Non, il ne s’agissait pas de la version théâtrale d’un remake du film d’Almodovar Les amants passagers ni d’un scénario modelé pour une fantaisie d’Özpetek, comme Le premier qui l’a dit, malgré le titre définitivement ambigu ! Docteur es rire, auteur du monumental Rire (le) de résistance, De Diogène à Charlie Hebdo (Beaux Arts éditions), Jean-Michel Ribes a déjà abondamment illustré la littérature d’humour. Il signe ici un nouvel opus qui joue sur l’infinie palette des ressorts comiques, avec une maestria qui s’appuie sur des comédiens complices semblant réinventer le texte tout au long du spectacle, jonglant avec les codes de la représentation. Robert Hatisi et Jean-Luc Vincent, cocréateurs du collectif Les Chiens de Navarre incarnent respectivement les personnages de Bob et Lionel Barnette. Le premier, chanteur de troisième zone veut à toute force composer l’hymne du futur régime bientôt instauré par le « Putschicador » libérateur, Toups (Bastien Ehouzan), un révolutionnaire exalté, mais nul en espagnol, langue du pays qu’il est censé « libérer ». Le second est un universitaire spécialiste du vivant, époux d’Yvonne Barnette (fabuleuse Joséphine de Meaux) pâtissière en Indre-et-Loire.
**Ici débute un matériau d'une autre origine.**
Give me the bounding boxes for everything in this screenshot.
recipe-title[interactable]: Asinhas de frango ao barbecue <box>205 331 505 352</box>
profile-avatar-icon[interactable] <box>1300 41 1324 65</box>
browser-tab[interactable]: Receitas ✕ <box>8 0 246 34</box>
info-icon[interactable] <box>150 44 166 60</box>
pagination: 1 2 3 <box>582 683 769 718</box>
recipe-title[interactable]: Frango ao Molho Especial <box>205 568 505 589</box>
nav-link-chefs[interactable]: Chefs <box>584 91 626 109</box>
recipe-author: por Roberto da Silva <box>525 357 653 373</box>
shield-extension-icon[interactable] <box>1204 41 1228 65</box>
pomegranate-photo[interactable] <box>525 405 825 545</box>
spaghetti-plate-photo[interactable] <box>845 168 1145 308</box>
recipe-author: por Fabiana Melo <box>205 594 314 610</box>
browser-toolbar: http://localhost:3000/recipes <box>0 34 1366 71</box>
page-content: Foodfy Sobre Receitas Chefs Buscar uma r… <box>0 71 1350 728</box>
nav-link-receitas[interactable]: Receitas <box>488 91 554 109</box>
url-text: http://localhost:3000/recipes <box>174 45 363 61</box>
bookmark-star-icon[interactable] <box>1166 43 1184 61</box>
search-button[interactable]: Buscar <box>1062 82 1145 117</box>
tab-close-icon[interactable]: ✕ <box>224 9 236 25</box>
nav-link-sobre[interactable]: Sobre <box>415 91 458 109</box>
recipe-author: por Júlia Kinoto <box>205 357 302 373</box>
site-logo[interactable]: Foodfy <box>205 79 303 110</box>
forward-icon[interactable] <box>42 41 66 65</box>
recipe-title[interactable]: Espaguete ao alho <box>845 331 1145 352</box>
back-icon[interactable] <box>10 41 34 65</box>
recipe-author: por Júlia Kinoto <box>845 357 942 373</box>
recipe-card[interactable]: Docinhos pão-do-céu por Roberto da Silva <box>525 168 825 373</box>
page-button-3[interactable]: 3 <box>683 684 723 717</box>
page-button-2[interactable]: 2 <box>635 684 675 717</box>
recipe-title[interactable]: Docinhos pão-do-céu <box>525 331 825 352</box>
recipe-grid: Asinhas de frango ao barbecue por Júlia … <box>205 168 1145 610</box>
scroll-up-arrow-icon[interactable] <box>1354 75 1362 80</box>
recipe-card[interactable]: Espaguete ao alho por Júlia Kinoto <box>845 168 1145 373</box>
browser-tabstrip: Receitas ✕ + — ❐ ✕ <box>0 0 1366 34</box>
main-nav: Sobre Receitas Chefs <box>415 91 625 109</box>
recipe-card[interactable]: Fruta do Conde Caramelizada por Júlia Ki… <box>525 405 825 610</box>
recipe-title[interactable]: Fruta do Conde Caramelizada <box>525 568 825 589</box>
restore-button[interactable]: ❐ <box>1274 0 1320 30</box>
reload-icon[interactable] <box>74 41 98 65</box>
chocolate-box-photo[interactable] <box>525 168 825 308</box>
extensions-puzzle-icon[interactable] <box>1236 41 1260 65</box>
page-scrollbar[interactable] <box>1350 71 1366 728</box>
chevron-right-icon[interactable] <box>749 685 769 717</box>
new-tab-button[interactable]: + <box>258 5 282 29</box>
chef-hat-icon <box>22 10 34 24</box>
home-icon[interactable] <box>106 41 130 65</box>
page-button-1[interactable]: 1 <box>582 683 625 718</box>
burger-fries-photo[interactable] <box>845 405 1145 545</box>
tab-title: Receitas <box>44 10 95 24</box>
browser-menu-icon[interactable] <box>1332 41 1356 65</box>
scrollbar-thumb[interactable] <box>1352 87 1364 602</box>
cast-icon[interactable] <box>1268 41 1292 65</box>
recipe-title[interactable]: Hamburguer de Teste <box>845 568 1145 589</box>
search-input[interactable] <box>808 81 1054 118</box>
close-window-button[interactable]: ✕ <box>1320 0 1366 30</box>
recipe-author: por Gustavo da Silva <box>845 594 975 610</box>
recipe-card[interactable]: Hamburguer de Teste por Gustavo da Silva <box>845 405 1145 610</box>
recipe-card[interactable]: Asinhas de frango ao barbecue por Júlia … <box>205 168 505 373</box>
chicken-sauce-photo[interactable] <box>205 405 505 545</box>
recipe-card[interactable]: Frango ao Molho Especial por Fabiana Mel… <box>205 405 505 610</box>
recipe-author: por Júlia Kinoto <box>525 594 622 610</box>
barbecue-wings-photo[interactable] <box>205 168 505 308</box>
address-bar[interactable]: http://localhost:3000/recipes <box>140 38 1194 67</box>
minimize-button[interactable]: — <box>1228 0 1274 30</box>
Champagne, cacahuètes et chair fraîche
Les Barnette sont les seuls survivants, suppose-t-on d’abord, d’un crash, quelque part sur un sommet de la Cordillère des Andes avec, pour survivre, une impressionnante quantité de quarts de bouteilles de Champagne, 5218 sachets de cacahuètes salées et, pour les changer de cet « ordinaire », la viande de toute une équipe de footballeurs, entraîneur compris, dont il ne reste qu’un pied (Yvonne :« Regarde dans la glacière, il ne reste pas du footballeur ? »). Un morceau de choix est préservé par Yvonne pour la Noël : la cuisse du steward qui s’est comporté en héros. Lionel manque de « moelleux » envers sa femme, tandis qu’elle-même développerait des « idées grues » (adjectif savoureusement composé à partir de son « incongru » contraire), l’inverse absolu de la capacité à inventer ou fabriquer des utopies. Le pragmatisme le plus terre à terre ouvre le champ à la satire. La pièce donnée pour la première fois en 1990 a gardé toute sa fraîcheur, même lorsqu’elle traite de la révolution dans un univers qui tient des BD de Tintin où sévissent le dictateur Tapioca et le général Alcazar. La légèreté du ton souligne, par sa force de distanciation, les tragédies contemporaines, et guide nos personnages dans la forêt amazonienne où Yvonne, subjuguée par Toups, est devenue la cheffe illuminée de la petite troupe. Le chant traduit les exaltations, sans doute seule réponse valable aux situations impossibles dans lesquelles les protagonistes se retrouvent. Les dialogues sont réglés au cordeau de l’humour noir. L’absurde nimbe l’ensemble avec jubilation. Les comédiens sont ébouriffants de verve comique, que ce soit dans leur répliques ou leur performances silencieuses. Bref, La cuisse du steward (qui n’oublie pas les références à L’aile ou la cuisse, entre autres rapprochements potaches) a toutes les qualités d’un classique, joignant à son caractère déjanté une dimension humaniste, dans une scénographie fantastique et efficace. On est au théâtre et tout peut arriver !
MARYVONNE COLOMBANI
La cuisse du steward a été joué du 19 au 21 octobre, au Théâtre du Jeu de Paume, Aix-en-Provence.